More often than not, people want to know if MSM (methylsulfonylmethane) is natural. The short answer is YES — it’s found naturally in the human body and many foods. But it gets a little more complicated when you examine how we can get more into our bodies. A popular follow-up question is: can one type of MSM be more “natural” than another? The short answer is NO because it’s not what’s in the product but just how you put it all together that differentiates one MSM from another.

Contrary to some misconceptions, commercially available MSM does not come from wood, plants or the ground.  You can’t simply squeeze MSM from a tree, extract it from plants or remove it from fossil fuels. Although MSM is a naturally-occurring sulfur compound, the microscopic amounts occurring naturally in food are too small to permit “extraction” sufficient for commercial production of dietary ingredients or dietary supplements. The highest natural concentration of MSM is in mammal’s milk, but only in parts per million. Therefore, you cannot extract, isolate or grow the compound from a “natural” source.

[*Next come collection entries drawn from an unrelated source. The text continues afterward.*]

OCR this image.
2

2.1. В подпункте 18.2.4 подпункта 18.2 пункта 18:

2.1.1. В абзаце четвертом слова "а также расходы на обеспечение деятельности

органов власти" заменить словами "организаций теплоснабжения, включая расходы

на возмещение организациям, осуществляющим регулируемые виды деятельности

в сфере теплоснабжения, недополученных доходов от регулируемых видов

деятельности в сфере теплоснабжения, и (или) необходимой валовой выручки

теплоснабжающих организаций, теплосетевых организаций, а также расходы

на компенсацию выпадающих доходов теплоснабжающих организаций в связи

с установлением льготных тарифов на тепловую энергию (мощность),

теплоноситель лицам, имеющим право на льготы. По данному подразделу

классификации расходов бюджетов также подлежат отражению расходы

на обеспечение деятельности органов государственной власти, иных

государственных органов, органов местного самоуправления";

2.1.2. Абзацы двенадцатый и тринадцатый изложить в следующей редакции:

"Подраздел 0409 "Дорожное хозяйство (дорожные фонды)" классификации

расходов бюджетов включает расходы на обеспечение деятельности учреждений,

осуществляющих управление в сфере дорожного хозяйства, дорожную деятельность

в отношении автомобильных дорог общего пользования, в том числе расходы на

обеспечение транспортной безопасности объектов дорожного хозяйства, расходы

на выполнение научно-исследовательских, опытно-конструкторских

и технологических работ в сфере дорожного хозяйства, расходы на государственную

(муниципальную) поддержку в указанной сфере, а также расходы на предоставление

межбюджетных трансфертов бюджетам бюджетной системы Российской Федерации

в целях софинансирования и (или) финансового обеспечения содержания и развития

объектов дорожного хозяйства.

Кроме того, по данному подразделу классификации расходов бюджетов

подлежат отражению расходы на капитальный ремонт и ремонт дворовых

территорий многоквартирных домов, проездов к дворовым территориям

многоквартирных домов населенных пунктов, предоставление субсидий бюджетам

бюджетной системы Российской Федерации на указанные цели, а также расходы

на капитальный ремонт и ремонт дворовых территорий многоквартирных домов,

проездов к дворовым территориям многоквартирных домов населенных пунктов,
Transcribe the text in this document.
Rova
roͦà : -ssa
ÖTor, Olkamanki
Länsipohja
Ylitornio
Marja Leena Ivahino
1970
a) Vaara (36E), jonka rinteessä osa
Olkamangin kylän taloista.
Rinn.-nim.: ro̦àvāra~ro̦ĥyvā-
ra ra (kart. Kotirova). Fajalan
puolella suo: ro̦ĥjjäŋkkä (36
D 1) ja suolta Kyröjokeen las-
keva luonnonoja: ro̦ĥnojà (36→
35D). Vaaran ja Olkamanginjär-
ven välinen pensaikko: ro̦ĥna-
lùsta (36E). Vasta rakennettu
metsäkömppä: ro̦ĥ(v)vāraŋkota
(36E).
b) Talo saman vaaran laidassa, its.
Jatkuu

That’s why all commercially available MSM is manufactured by reacting dimethyl sulfoxide (DMSO) with hydrogen peroxide. The raw materials used to synthesize MSM have many sources, but their source has no relationship to the quality or purity of the end product. Therefore it’s not what is in the product; it’s how the product is created that matters most.

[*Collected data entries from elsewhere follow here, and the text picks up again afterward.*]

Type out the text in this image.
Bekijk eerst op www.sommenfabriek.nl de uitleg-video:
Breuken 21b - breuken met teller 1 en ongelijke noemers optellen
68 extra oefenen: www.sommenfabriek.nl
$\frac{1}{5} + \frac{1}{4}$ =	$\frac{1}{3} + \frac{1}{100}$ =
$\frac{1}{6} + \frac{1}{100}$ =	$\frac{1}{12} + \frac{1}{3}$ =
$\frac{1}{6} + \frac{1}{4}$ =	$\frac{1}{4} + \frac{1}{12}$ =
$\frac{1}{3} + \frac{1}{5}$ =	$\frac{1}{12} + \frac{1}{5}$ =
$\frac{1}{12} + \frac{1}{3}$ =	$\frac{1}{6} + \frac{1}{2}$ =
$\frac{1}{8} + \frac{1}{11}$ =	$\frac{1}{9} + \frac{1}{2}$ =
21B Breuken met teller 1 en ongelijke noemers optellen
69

The most “natural” MSM would be the purest or that which mimics the formation, function, and structure of the biologic substance. The purity of MSM is achieved by two different methods: distillation (distillation uses heat to separate impurities) or crystallization ( during crystallization, occlusions can develop in the crystals as they form that entrap contaminants present). The accepted view is that distillation is the superior method. Bergstrom Nutrition is the only manufacturer that uses a multi-stage distillation process for MSM purification.
All commercially available MSM is synthetic and created through a chemical reaction of DMSO and hydrogen peroxide. Since all commercial MSM comes from DMSO — which is produced synthetically using several starting materials (methanol and hydrogen sulfide, or methanol and carbon disulfide) — the origin of the DMSO isn’t relevant. Whichever starting materials used; chemical reactions are required to produce DMSO.

In summary, there is a misconception that one supply of MSM is more “natural” than another. All MSM produced for commercial use starts with the same base raw materials — but there is a difference, and that boils down to the purification process, testing levels, specifications and commitment of the manufacturer to produce the purest and consistent quality product.